Clashes outside Ukraine parliament

Police and protesters clashed near Ukraine's parliament, where a crucial session is expected.

    Opposition elements in parliament are expected to push for a return to the 2004 constitution [Reuters]
    Opposition elements in parliament are expected to push for a return to the 2004 constitution [Reuters]

    Police have fired rubber bullets at stone-throwing protesters in clashes near Ukraine's parliament, where a crucial session on constitutional reform is expected.

    Protesters tried to get closer to the heavily fortified parliament building on Tuesday, leading police to retaliate with smoke bombs and rubber bullets.

    About 20,000 protesters marched from Kiev's Independence Square to parliament to demand a vote on reforms to strip President Viktor Yanukovich of key powers, according to AFP news agency. 

    The protests were planned as Yanukovich looked likely to present his candidate for prime minister to parliament - a choice that will show whether he is ready to make more concessions to the opposition after 12 weeks of violent confrontation. 

    Tensions remain

    Tension remains high in Ukraine, despite the general prosecutor Viktor Pshonka's announcement on Sunday that criminal charges against activists would be dropped as part of an amnesty deal aimed at reducing friction between the government and its opponents.

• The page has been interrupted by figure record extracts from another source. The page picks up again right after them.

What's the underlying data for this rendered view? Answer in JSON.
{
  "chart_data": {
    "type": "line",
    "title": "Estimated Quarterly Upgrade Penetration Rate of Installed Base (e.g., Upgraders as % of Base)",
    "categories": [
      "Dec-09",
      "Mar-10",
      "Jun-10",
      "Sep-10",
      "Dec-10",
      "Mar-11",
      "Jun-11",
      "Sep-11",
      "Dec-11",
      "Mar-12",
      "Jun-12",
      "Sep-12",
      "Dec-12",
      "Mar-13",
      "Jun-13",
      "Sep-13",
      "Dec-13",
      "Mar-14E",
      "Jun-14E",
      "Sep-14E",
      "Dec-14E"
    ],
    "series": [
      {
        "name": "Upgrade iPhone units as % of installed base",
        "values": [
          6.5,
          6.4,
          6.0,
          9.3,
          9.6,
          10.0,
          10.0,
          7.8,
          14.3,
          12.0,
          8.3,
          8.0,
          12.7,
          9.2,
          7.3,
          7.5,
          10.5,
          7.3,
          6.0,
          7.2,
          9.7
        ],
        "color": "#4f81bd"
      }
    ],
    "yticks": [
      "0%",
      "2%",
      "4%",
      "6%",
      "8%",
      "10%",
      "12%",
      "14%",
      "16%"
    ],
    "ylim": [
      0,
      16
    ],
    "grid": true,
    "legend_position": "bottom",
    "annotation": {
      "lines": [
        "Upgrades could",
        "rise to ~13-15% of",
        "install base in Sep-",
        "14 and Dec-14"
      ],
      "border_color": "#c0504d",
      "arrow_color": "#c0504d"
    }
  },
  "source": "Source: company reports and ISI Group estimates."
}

    The prosecutor's announcement came after protesters agreed to their part of the deal, which was to vacate government occupied buildings and allow traffic to access areas leading to state buildings in Kiev.

    Unrest broke out last year when Yanukovich spurned a free trade agreement with the European Union and opted for a $15bn package of Russian credits and cheaper gas to prop up Ukraine's ailing economy in November. 

    The revolt escalated into national protests at perceived corruption in the Yanukovich administration, and has triggered a geopolitical tussle between East and West.

    As Russia beckons with the aid package, the US and its allies have urged Yanukovich to return towards an IMF-backed deal with Europe.